# Autoencoders: a feature representation technique

## Introduction:


In this notebook, we will explore how to design an autoencoder class and apply it for features representation task.

But first make sure you have [training](https://d396qusza40orc.cloudfront.net/phoenixassets/course1-for-students/image_test_data.zip) and [testing](https://d396qusza40orc.cloudfront.net/phoenixassets/course1-for-students/image_train_data.zip) data. It's a CIFAR-10 dataset but with only 4 classes, courtesy [Prof. Carlos](https://www.coursera.org/learn/ml-foundations).

[Autoencoders](https://github.com/HFTrader/DeepLearningBook/blob/master/files/Chap14.pdf) are a special type for neural networks where the architecture is required to learn the input itself i.e. 

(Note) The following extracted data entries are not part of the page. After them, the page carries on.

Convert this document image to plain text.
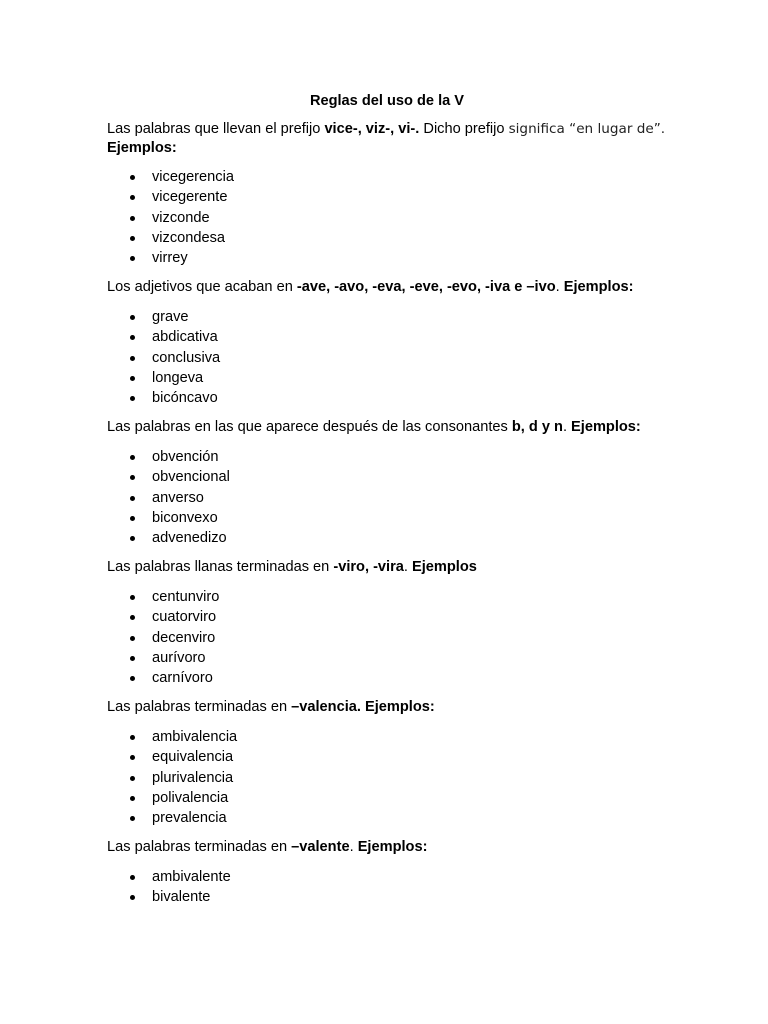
Reglas del uso de la V

Las palabras que llevan el prefijo vice-, viz-, vi-. Dicho prefijo significa “en lugar de”. Ejemplos:

vicegerencia
vicegerente
vizconde
vizcondesa
virrey

Los adjetivos que acaban en -ave, -avo, -eva, -eve, -evo, -iva e –ivo. Ejemplos:

grave
abdicativa
conclusiva
longeva
bicóncavo

Las palabras en las que aparece después de las consonantes b, d y n. Ejemplos:

obvención
obvencional
anverso
biconvexo
advenedizo

Las palabras llanas terminadas en -viro, -vira. Ejemplos

centunviro
cuatorviro
decenviro
aurívoro
carnívoro

Las palabras terminadas en –valencia. Ejemplos:

ambivalencia
equivalencia
plurivalencia
polivalencia
prevalencia

Las palabras terminadas en –valente. Ejemplos:

ambivalente
bivalente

input --> (deepNeuralNetwork) --> input

One might question, why waste resources in learning hidden layers; instead just map a constant linear function $$f:R^n => R^n$$

But the architecture can be made such that the hidden layers can have lower dimensionality to "represent" an input. So autoencoders can be used as a technique to reduce dimensions and since it's NN architecture, it can reduce dimensionality *non-linearly* unlike PCA which is a linear dimensionality reduction technique. For a thorough review, learn more at [github](https://github.com/HFTrader/DeepLearningBook/blob/master/files/Chap14.pdf)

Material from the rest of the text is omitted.